The court also noted, among other considerations, that imposing tort liability upon the payroll provider was an unnecessary deterrent against negligent conduct, as the payroll company is already obligated to act with due care in performing its duties under its contract with the employer, and that the payroll company has no “special relationship” with the employee that would warrant the imposition of a duty of care. Accord Goodman v. Kennedy 18 Cal.3d 335, 343-344, 556 P.2d 737, 134 Cal. Rptr. 375 (1976). The chief justice wrote that allowing payroll companies to be brought into wage-and-hour cases by its client’s employees would likely mean “an unnecessary and potentially burdensome complication to California’s increasing volume of wage and hour litigation.”
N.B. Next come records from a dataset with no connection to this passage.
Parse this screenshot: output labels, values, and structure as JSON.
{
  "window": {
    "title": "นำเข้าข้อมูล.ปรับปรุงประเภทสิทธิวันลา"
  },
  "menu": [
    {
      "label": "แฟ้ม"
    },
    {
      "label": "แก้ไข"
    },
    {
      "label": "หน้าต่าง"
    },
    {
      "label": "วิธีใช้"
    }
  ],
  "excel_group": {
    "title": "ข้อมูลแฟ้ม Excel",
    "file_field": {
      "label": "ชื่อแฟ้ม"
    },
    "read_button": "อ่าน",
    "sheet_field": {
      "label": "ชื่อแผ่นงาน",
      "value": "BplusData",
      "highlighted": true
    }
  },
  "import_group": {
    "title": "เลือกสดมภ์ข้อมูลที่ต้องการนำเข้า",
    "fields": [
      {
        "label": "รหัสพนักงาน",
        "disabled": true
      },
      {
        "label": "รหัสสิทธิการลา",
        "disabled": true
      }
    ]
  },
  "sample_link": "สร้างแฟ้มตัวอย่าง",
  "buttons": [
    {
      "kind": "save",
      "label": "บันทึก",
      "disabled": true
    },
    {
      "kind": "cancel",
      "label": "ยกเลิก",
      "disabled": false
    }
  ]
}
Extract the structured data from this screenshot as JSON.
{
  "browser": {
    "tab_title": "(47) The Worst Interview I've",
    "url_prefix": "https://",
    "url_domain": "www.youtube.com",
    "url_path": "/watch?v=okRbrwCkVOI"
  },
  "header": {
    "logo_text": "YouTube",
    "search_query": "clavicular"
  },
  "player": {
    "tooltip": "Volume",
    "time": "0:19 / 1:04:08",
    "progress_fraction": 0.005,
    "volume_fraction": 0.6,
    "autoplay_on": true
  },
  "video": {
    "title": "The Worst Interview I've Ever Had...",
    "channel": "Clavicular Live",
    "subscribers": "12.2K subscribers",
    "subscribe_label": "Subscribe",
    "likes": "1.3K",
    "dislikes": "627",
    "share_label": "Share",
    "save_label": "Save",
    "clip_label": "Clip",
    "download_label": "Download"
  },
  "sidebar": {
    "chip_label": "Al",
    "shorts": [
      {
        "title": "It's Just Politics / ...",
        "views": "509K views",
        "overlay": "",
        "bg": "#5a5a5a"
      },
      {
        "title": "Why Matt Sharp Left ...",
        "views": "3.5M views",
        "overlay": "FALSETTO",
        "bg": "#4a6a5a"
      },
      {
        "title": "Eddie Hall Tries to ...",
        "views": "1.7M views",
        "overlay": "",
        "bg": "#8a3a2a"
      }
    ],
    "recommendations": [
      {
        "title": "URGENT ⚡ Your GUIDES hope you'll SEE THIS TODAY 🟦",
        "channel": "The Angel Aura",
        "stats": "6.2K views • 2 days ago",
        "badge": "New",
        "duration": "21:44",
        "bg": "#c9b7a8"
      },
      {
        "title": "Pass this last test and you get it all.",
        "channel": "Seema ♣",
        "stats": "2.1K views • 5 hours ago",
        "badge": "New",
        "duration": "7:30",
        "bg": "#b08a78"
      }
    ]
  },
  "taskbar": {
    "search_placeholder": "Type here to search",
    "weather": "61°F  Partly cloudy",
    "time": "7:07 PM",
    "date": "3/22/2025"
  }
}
The decision came as a welcome relief for the 1,100 payroll service companies in California who could have been named as defendants in the thousands of wage-and-hour cases filed each year in the state had the lower courts’ decisions been affirmed. Such a result would have redefined the ultimate responsibility for validating the accuracy of employees’ pay stubs and could have created upheaval in the entire payroll outsourcing company.